Feeling deeply connected to others puts us on a path to happiness and a healthy immune system. That’s right – having healthy social connections has been scientifically proven to improve both our psychological well-being and our physical health.

“Healthy social connections” doesn’t mean having 500 Facebook friends, which can be fun but superficial. What I’m referring to is deep, authentic relationships that make you feel supported and loved.

Without deep connections with other people, we grow lonely. And science tells us that loneliness can make us sick. In fact, it can be lethal. Here’s how.

First, let’s be clear about what we mean by loneliness. In this context, loneliness is not the dissatisfaction from a bad month with your lover or friend. It’s not the realization that you only have two or three truly close friends. By loneliness, I mean the long-term condition of wanting and not having social intimacy, not feeling like you belong. Anywhere.

Science demonstrates that the feeling of loneliness wreaks havoc on the body. A published study done at the University of California, Los Angeles, co-authored by Dr. Steve Cole, science advisor to Hopelab, found that the most reliable predictor of death in HIV-positive gay men was whether or not he was “out,” or open, about his sexuality. Why?

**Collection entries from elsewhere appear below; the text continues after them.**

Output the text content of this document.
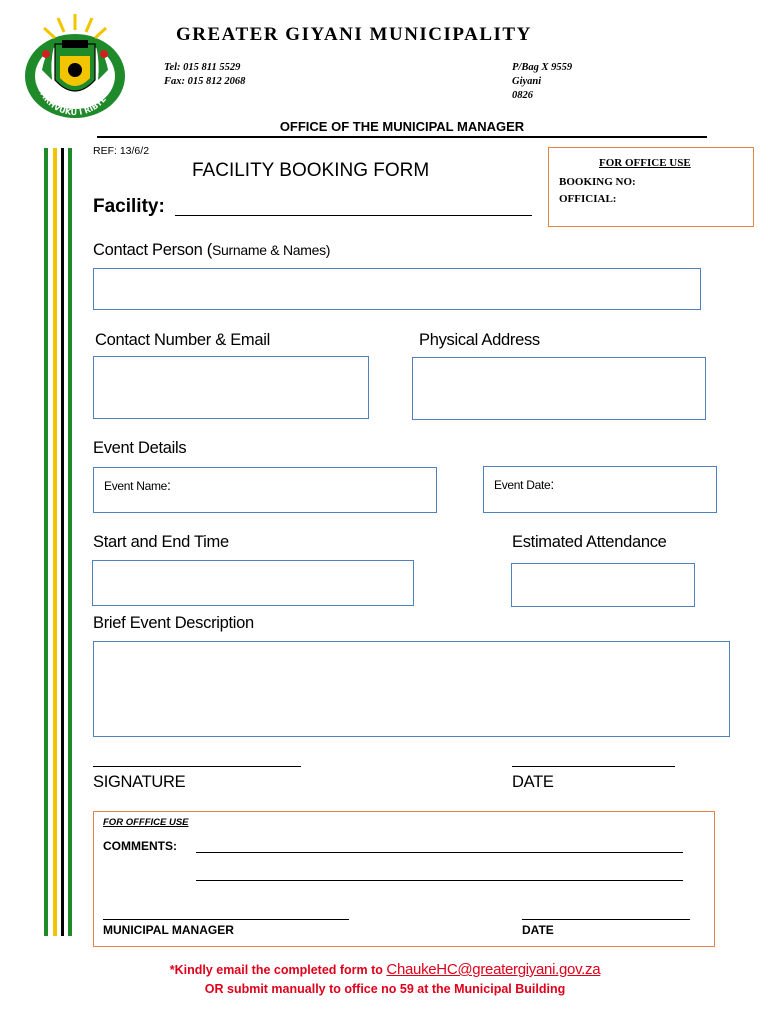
NTIRHVUKU I RIBYE
GREATER GIYANI MUNICIPALITY
Tel: 015 811 5529
Fax: 015 812 2068
P/Bag X 9559
Giyani
0826
OFFICE OF THE MUNICIPAL MANAGER
REF: 13/6/2
FACILITY BOOKING FORM
Facility:
FOR OFFICE USE
BOOKING NO:
OFFICIAL:
Contact Person (Surname & Names)
Contact Number & Email	Physical Address
Event Details
Event Name:	Event Date:
Start and End Time	Estimated Attendance
Brief Event Description
SIGNATURE	DATE
FOR OFFFICE USE
COMMENTS:
MUNICIPAL MANAGER	DATE
*Kindly email the completed form to ChaukeHC@greatergiyani.gov.za
OR submit manually to office no 59 at the Municipal Building
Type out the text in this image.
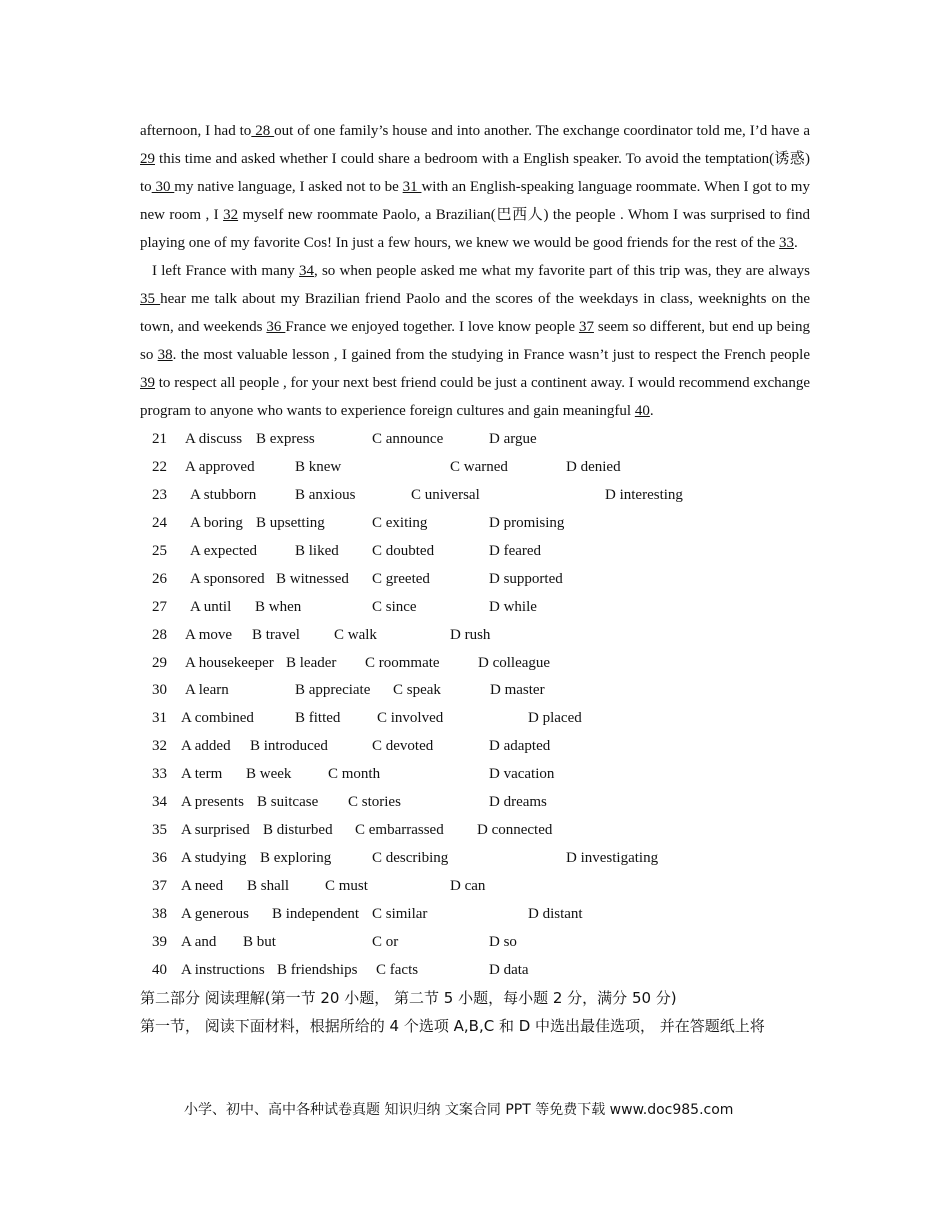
afternoon, I had to 28 out of one family’s house and into another. The exchange coordinator told me, I’d have a 29 this time and asked whether I could share a bedroom with a English speaker. To avoid the temptation(诱惑) to 30 my native language, I asked not to be 31 with an English-speaking language roommate. When I got to my new room , I 32 myself new roommate Paolo, a Brazilian(巴西人) the people . Whom I was surprised to find playing one of my favorite Cos! In just a few hours, we knew we would be good friends for the rest of the 33.

I left France with many 34, so when people asked me what my favorite part of this trip was, they are always 35 hear me talk about my Brazilian friend Paolo and the scores of the weekdays in class, weeknights on the town, and weekends 36 France we enjoyed together. I love know people 37 seem so different, but end up being so 38. the most valuable lesson , I gained from the studying in France wasn’t just to respect the French people 39 to respect all people , for your next best friend could be just a continent away. I would recommend exchange program to anyone who wants to experience foreign cultures and gain meaningful 40.

21 A discuss B express	C announce	D argue
22 A approved	B knew	C warned	D denied
23 A stubborn	B anxious	C universal	D interesting
24 A boring B upsetting	C exiting	D promising
25 A expected	B liked C doubted	D feared
26 A sponsored B witnessed C greeted	D supported
27 A until B when	C since	D while
28 A move B travel C walk	D rush
29 A housekeeper B leader C roommate	D colleague
30 A learn	B appreciate C speak	D master
31 A combined	B fitted C involved	D placed
32 A added B introduced	C devoted	D adapted
33 A term B week C month	D vacation
34 A presents B suitcase C stories	D dreams
35 A surprised B disturbed C embarrassed D connected
36 A studying B exploring	C describing	D investigating
37 A need B shall C must	D can
38 A generous B independent C similar	D distant
39 A and B but	C or	D so
40 A instructions B friendships C facts	D data
第二部分 阅读理解(第一节 20 小题， 第二节 5 小题，每小题 2 分，满分 50 分)
第一节， 阅读下面材料，根据所给的 4 个选项 A,B,C 和 D 中选出最佳选项， 并在答题纸上将
小学、初中、高中各种试卷真题 知识归纳 文案合同 PPT 等免费下载 www.doc985.com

Think about what it feels like to be in the closet about something. It is incredibly lonely. You hide behind a false identity. You impose sharp limits on intimacy and live in constant terror of exposure. At the biological level, stress hormones flood your body and your tissues swell up as your white blood cells swarm to protect you against assault.

In the study, closeted men with HIV died an average of two to three years earlier than men who came out. In fact, the researchers found that the feeling of loneliness was more predictive of an earlier death than whether or not someone had support for maintaining his health. When AIDS-infected white blood cells were place in a soup of stress hormones, the virus replicated three to 10 times faster than it did in cells in a control condition.

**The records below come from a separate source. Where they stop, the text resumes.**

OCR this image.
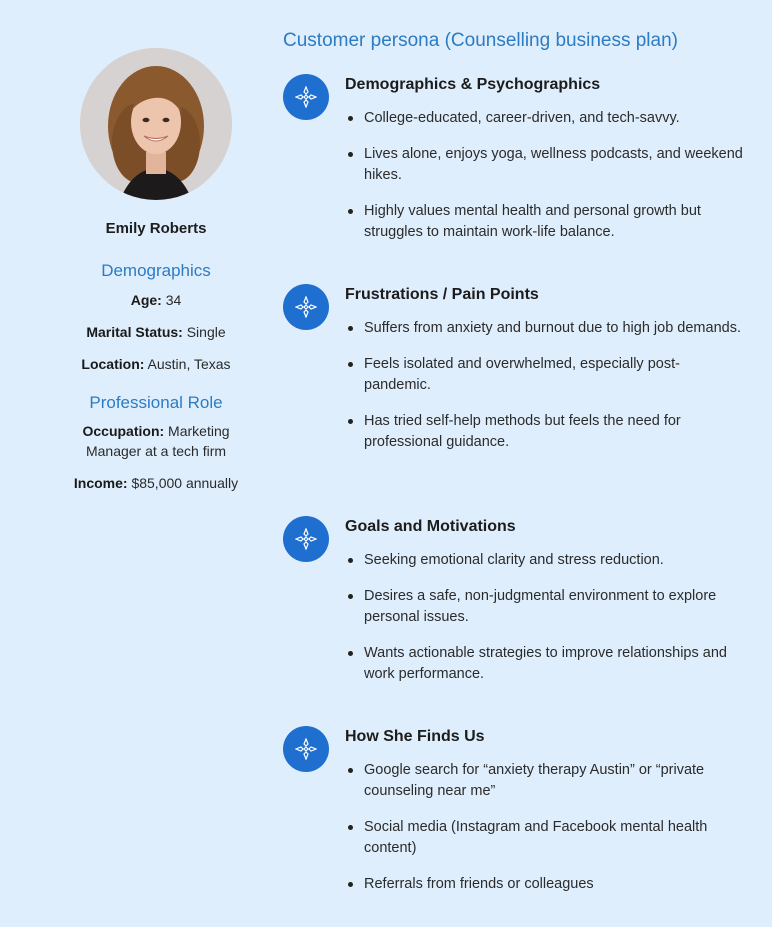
Emily Roberts
Demographics
Age: 34
Marital Status: Single
Location: Austin, Texas
Professional Role
Occupation: Marketing Manager at a tech firm
Income: $85,000 annually
Customer persona (Counselling business plan)
Demographics & Psychographics
College-educated, career-driven, and tech-savvy.
Lives alone, enjoys yoga, wellness podcasts, and weekend hikes.
Highly values mental health and personal growth but struggles to maintain work-life balance.
Frustrations / Pain Points
Suffers from anxiety and burnout due to high job demands.
Feels isolated and overwhelmed, especially post-pandemic.
Has tried self-help methods but feels the need for professional guidance.
Goals and Motivations
Seeking emotional clarity and stress reduction.
Desires a safe, non-judgmental environment to explore personal issues.
Wants actionable strategies to improve relationships and work performance.
How She Finds Us
Google search for “anxiety therapy Austin” or “private counseling near me”
Social media (Instagram and Facebook mental health content)
Referrals from friends or colleagues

What does this mean for all us? It shows us that when we feel connected and safe, our body feels safe. When our body doesn’t feel safe, we get sick. This suggests another opportunity area for developers, in addition to the concept of purpose. There are plenty of apps that allow us to casually meet and share with people, but far fewer that help us cultivate deep connections with others.

How might we use mobile to foster healthy connections between ourselves, even if it meant putting our phones down?